While the concept seems pretty solid, this game fails to amount to anything of note very early on, and keeps it that way.
The game's overhead view is the core of the game play. It is also I think the most significant failure. The biggest problem with the storyline in this game is that it is told from the same overhead perspective. The problem here is that this is not the way we humans view the world, each other, or events. As a result, you never feel any connection to any of the characters or any of the plot lines. The whole thing is presented with an overhead viewpoint where you are looking down, unmoved and uncaring, on the world that you are supposed to be saving. There is nothing wrong with the story, aside from the characters not being very well introduced. But the fact remains that you will care absolutely nothing for the story or anyone involved and I firmly believe this is due primarily to the vantage point from which you view the events.
The weapons, armor and gear in this game are (I believe) randomly generated. This is another interesting idea that succeeds only in failing miserably. For starters, the stats on things are floating point, not integers. This means that you may have one weapon with damage 22.5 and find another weapon with damage 22.7. This is ridiculous, pointless, and annoying.
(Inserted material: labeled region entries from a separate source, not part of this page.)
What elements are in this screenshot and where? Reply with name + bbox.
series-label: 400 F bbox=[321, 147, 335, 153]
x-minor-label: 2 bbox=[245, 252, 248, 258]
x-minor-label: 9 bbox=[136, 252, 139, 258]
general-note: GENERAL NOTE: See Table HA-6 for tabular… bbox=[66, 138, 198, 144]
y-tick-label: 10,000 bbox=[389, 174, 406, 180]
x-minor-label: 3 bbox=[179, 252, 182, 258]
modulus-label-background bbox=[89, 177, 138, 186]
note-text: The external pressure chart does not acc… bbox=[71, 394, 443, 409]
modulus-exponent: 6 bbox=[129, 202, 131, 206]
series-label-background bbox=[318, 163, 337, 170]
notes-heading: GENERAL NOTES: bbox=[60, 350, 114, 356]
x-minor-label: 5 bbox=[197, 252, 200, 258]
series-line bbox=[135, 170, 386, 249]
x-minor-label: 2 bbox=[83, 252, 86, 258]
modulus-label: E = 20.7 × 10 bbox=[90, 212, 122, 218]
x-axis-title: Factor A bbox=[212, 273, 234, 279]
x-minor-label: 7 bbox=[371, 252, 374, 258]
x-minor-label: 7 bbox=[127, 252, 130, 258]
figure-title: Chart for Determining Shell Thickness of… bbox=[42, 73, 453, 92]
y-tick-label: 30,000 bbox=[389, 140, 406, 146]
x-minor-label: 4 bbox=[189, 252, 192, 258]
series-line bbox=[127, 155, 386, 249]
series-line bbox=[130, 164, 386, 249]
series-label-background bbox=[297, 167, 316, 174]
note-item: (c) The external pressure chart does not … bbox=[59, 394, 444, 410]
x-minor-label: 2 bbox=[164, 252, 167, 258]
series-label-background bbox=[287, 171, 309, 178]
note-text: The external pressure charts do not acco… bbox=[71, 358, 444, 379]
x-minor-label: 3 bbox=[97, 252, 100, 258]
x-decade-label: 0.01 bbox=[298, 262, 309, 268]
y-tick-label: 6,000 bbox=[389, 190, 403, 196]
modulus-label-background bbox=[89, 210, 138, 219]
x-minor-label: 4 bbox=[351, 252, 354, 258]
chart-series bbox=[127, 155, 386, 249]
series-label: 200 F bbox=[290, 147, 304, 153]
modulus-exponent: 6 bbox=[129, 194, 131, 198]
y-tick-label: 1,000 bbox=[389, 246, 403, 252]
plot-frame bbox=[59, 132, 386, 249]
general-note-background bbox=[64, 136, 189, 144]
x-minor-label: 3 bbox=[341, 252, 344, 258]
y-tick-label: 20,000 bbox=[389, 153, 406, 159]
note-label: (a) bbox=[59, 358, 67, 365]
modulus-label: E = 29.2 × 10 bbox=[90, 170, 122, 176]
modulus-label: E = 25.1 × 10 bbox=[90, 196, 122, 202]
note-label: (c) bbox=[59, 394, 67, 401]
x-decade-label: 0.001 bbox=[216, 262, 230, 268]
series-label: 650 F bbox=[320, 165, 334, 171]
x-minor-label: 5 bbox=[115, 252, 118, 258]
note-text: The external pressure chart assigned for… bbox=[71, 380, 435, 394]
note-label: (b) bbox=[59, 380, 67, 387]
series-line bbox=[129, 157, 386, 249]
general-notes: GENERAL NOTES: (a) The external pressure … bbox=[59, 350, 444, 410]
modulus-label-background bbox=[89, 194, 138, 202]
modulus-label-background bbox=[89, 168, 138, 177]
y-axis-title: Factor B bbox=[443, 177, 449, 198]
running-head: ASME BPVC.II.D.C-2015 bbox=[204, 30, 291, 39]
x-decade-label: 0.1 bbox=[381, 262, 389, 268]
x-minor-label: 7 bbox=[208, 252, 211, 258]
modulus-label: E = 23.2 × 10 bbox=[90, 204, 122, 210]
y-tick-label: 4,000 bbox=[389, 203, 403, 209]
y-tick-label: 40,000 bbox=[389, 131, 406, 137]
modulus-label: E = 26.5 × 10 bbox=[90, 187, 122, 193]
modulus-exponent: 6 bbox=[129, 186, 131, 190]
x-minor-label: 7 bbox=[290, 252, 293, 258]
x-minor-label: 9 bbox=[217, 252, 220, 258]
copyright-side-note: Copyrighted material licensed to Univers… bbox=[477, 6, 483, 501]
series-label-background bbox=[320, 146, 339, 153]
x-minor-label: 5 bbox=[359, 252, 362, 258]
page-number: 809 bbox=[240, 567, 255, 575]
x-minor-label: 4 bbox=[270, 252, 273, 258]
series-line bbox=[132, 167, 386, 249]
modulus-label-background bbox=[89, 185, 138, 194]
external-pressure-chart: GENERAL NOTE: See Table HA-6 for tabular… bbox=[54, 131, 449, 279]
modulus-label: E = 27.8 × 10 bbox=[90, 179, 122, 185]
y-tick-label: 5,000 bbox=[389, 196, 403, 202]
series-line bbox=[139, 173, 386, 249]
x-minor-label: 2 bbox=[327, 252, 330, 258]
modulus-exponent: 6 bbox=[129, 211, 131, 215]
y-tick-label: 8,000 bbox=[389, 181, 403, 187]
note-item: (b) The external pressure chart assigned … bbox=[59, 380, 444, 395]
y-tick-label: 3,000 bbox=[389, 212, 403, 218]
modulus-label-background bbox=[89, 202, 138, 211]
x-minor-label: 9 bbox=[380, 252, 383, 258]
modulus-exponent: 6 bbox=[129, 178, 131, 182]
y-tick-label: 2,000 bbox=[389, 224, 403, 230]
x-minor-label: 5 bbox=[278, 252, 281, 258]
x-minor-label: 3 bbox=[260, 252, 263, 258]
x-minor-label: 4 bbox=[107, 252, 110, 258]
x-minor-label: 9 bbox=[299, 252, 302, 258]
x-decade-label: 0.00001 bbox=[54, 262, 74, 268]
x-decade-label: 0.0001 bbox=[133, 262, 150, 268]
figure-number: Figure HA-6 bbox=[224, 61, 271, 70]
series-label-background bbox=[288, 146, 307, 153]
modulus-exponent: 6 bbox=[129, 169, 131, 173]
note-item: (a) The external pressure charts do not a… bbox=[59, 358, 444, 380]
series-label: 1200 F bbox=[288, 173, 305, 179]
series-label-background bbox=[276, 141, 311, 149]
Since it is randomly generated, you may find tons of different gear with multiple stats in this kind of range, leaving you to flip back and forth endlessly to determine if what you just looted is actually better than what you are currently using. What's worse, the gear is utterly pointless except to keep the challenge level the exact same. After hours of playing through 3 chapters and multiple missions and levels, the same grunt character takes exactly two swings to defeat, the same number of swings it took to defeat that grunt 22 levels earlier. That's progress.
The graphics in this game are fine. The fighting and casting and battle mechanics are fine. The story is probably pretty good. But the storytelling vantage point is wrong. The gear management is wrong. The balance and combat effectiveness of weapons is wrong. The floating point stats are very wrong. The save mechanism and UI is wrong. This was the killer for me. After achieving a much needed checkpoint, I decided to quit the game and come back later. However, when I returned, I found that checkpoints aren't actually saved except to recall your last point of death during a session. In other words, having not saved, I lost probably 3 hours of progress. The most annoying part of this was that the UI never prompted me to save before quitting. It never told me that I was about to lose everything or that my checkpoint would be lost by quitting. After this blow I quit playing and send the game back to Gamefly.
Overall, this game is a solid concept that suffered from very poor choices in execution. It was a rental for me and it should be no more than a rental for you.